一家人輪著說起李為舟對他們罵人的話,李德隆起初還不許說,結果李為舟自己想聽,那就說吧。
李長平最先“哭訴”,說在縣衙門口被李為舟堵住,罵他臭書簍子,讀書二十載,連個破秀才都考不中,并直言:“我當時想死的心都有了,他還說這是報應。”
李長安差點沒笑死,李為舟也哈哈笑,兩人讓曹氏拿著雞毛撣子一人收拾了下,才算老實。
大家都笑,只有周月娘眼光如水一般的看了眼自己的夫君,流露著心疼的神色。
若非痛到極處苦到極處,又怎會如此行事?
燭光晃動下,周月娘的眼睛格外的美麗。
李長安又接著笑道:“一樣罵我,不過三郎怕我揍他,都是躲在人群里罵,罵我是黑狗子……我公服是黑色的,也罵我壞事干盡,早晚要遭報應……但我不怪他,我只心疼我弟弟。
三郎小時候粉雕玉琢,比姑娘還招人喜歡,那么被二叔二嬸寵著也不驕橫,很聽話。打小喜歡跟在我后面,二哥二哥叫著,讓我帶他玩耍。要不是二叔二嬸出事,他會過的很好,也會很有出息的。”
“好,到此為止!”
看到周月娘忽然掉下眼淚,喜妹也抽噎起來,李為舟制止李長安繼續說下去。
他笑道:“都別上二哥的當,他就想逗哭你們。除了爹娘沒回來外,到現在一切都變得很好了,甚至比我預想的更好,應該高興才是。”
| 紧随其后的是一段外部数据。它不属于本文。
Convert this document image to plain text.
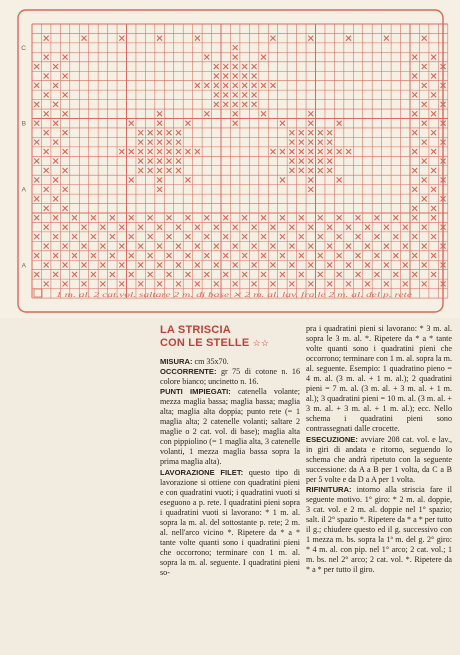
C
B
A
A
1 m. al. 2 cat.vol. saltare 2 m. di base ⨯ 2 m. al. lav. fra le 2 m. al. del p. rete
LA STRISCIA
CON LE STELLE ☆☆

MISURA: cm 35x70.

OCCORRENTE: gr 75 di cotone n. 16 colore bianco; uncinetto n. 16.

PUNTI IMPIEGATI: catenella volante; mezza maglia bassa; maglia bassa; maglia alta; maglia alta doppia; punto rete (= 1 maglia alta; 2 catenelle volanti; saltare 2 maglie o 2 cat. vol. di base); maglia alta con pippiolino (= 1 maglia alta, 3 catenelle volanti, 1 mezza maglia bassa sopra la prima maglia alta).

LAVORAZIONE FILET: questo tipo di lavorazione si ottiene con quadratini pieni e con quadratini vuoti; i quadratini vuoti si eseguono a p. rete. I quadratini pieni sopra i quadratini vuoti si lavorano: * 1 m. al. sopra la m. al. del sottostante p. rete; 2 m. al. nell'arco vicino *. Ripetere da * a * tante volte quanti sono i quadratini pieni che occorrono; terminare con 1 m. al. sopra la m. al. seguente. I quadratini pieni so-

pra i quadratini pieni si lavorano: * 3 m. al. sopra le 3 m. al. *. Ripetere da * a * tante volte quanti sono i quadratini pieni che occorrono; terminare con 1 m. al. sopra la m. al. seguente. Esempio: 1 quadratino pieno = 4 m. al. (3 m. al. + 1 m. al.); 2 quadratini pieni = 7 m. al. (3 m. al. + 3 m. al. + 1 m. al.); 3 quadratini pieni = 10 m. al. (3 m. al. + 3 m. al. + 3 m. al. + 1 m. al.); ecc. Nello schema i quadratini pieni sono contrassegnati dalle crocette.

ESECUZIONE: avviare 208 cat. vol. e lav., in giri di andata e ritorno, seguendo lo schema che andrà ripetuto con la seguente successione: da A a B per 1 volta, da C a B per 5 volte e da D a A per 1 volta.

RIFINITURA: intorno alla striscia fare il seguente motivo. 1° giro: * 2 m. al. doppie, 3 cat. vol. e 2 m. al. doppie nel 1° spazio; salt. il 2° spazio *. Ripetere da * a * per tutto il g.; chiudere questo ed il g. successivo con 1 mezza m. bs. sopra la 1ª m. del g. 2° giro: * 4 m. al. con pip. nel 1° arco; 2 cat. vol.; 1 m. bs. nel 2° arco; 2 cat. vol. *. Ripetere da * a * per tutto il giro.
等周月娘低頭擦盡淚珠,李為舟又問氣息低沉的李長寧道:“準備幾時回京?”
一大家子的注意力立刻轉移過來,就像李為舟說的,他現在很好,所以當前事更需要關注。
李長寧看著李為舟,眼睛還有些紅絲未散,道:“三哥,帶三嫂還有喜妹,跟我們一起走吧!”
趙元芷都跟著勸道:“是啊三哥,一家人就應該在一起啊。”
李長寧不無激動道:“我會給本縣縣尊和山林使交代,若二叔二嬸真回來了,讓他們速速送信回京,我來接!三哥,你不用留在這里!”
張婉懿雖沒有開口,卻也是點了點頭,贊成這番意見。
李為舟笑道:“萬一在那邊不習慣呢,萬一有什么變故怎么辦?四郎,天威難測天意難測。你終究也是吃刀口飯的,能保證一世安穩?女人和孩子不用考慮這些,男人不行。我守在這,李家就始終能有一條退路。好了,別勸了,就這樣定了說,幾時走?”
李長寧沉默稍許后,點頭說道:“你說的也對……后天就出發。”
李為舟笑道:“也好,這會兒走,時機正好。對了,阿寧,你覺得蕭逸辰這人如何?”
李長寧面色凝重道:“三哥,我不是他對手。”
李為舟寬慰道:“你才突破嘛,他至少比你年長十歲。十年后,你讓他一只手也能捏扁他。”
可李長寧還是搖頭道:“就算我再練十年,都未必是他的對手。因為他的劍意之鋒利,之純粹,是我從未見過的。習武破入上三關后,一步一天梯,普天之下只有寥寥數位極強者,可跨關對敵。蕭逸辰再過十年,就可以。三哥,若是不是大仇,最好別與此人對上。”
這話讓所有人都為之震驚,哪怕趙元芷和張婉懿,她倆武功雖然也不錯,但并未感覺到蕭逸辰的厲害。
很顯然,她們還未到那個境界。
只有真正到了那個層面,才會了解對方的可怕。
但很奇怪,李為舟也沒感覺到什么劍意,難道他是劍道泥石流,對劍意無知所以才無畏?
他斜眼看李長寧道:“你怕了?”
劍意?劍意算個屁,能抵得了幾斤黑索金?
李長寧搖頭道:“我若怕,今天就不會和他對上了。正是因為不怕,所以才不會狷狂,才有清晰的認知。十年后我未必是他的對手,但二十年后,我必能勝他。因為我所修的劍道,從來不是速成之劍,而是厚德載物之劍。師父教我,以劍問心,不欺天地。如此,劍勢越往后,破綻就越少。待到大成,便可以煌煌劍道,無敵于世間。”